The Hollywood Reporter says that Blume now thinks it’s time to “open-up”. She’s agreed to work with MARK OPPENHEIMER, 49, on a book-length biography about her. He formerly was the writer of the “Beliefs” column for the NY Times and his most recent book is about the “Tree of Life” (Pittsburgh) synagogue murders. On his website, he proudly notes that he’s a challah baker.


Also in the works is a Netflix series loosely based on Blume’s 1975 novel “Forever”, and, after three years of pleading, Blume agreed to be the subject of “Judy Blume Forever.” The “pleaders” were documentary co-directors Davina Pardo and LEAH WOLCHOK, 45.

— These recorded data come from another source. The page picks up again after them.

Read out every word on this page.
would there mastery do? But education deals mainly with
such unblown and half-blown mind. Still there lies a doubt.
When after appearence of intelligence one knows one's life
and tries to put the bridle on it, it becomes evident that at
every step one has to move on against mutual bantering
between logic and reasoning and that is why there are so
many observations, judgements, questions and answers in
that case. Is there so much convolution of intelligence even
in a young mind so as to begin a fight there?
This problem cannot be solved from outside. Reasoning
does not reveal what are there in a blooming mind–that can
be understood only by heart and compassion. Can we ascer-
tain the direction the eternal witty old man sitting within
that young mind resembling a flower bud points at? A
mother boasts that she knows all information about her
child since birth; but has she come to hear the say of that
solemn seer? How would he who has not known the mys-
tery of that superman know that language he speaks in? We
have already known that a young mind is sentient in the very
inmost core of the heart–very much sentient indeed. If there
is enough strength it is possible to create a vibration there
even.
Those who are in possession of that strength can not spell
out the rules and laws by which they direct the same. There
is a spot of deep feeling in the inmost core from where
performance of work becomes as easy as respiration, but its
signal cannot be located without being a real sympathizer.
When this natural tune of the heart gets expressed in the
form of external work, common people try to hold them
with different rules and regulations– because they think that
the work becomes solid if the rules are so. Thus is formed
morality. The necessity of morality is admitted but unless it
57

Pardo and Wolchok previously helmed “Very Semi-Serious”, an entertaining 2015 film about New Yorker magazine cartoonists.  Wolchok, alone, made the short film “Kosher Cop” (2004). It’s about the hectic life of a (real) Berkeley, CA rabbi who “kosherizes” restaurants with a blow torch (really).


The original Amazon Prime series “Dead Ringers” premieres on April 21. This 8-episode series is based on the 1988 film of the same name. The 1988 film was directed by, and co-written by DAVID CRONENBERG, now 80. In the 1988 film, Jeremy Irons played identical twin brothers who are both gynecologists. The film, and the new series, are described as a “psychological thriller”.


In the Amazon series, RACHEL WEISZ, 52, plays the dual role that Irons played. As in the 1988 film, the twins share everything from drugs to lovers. The (female) pair are passionate about challenging outdated gynecology practices, even if they push the boundaries of medical ethics.


JEREMY SHAMOS, 53, has a big recurring role. He’s a respected character actor who had supporting roles in “Better Call Saul” and “Nurse Jackie”.


He co-starred as AMY SCHUMER’s husband in “Meteor Shower”, a 2017 Broadway play. This “big-time” role led the JTA to profile Shamos.The JTA said that Shamos, who had a bar mitzvah ceremony, celebrates major Jewish holidays with his wife, actress NINA HELLMAN.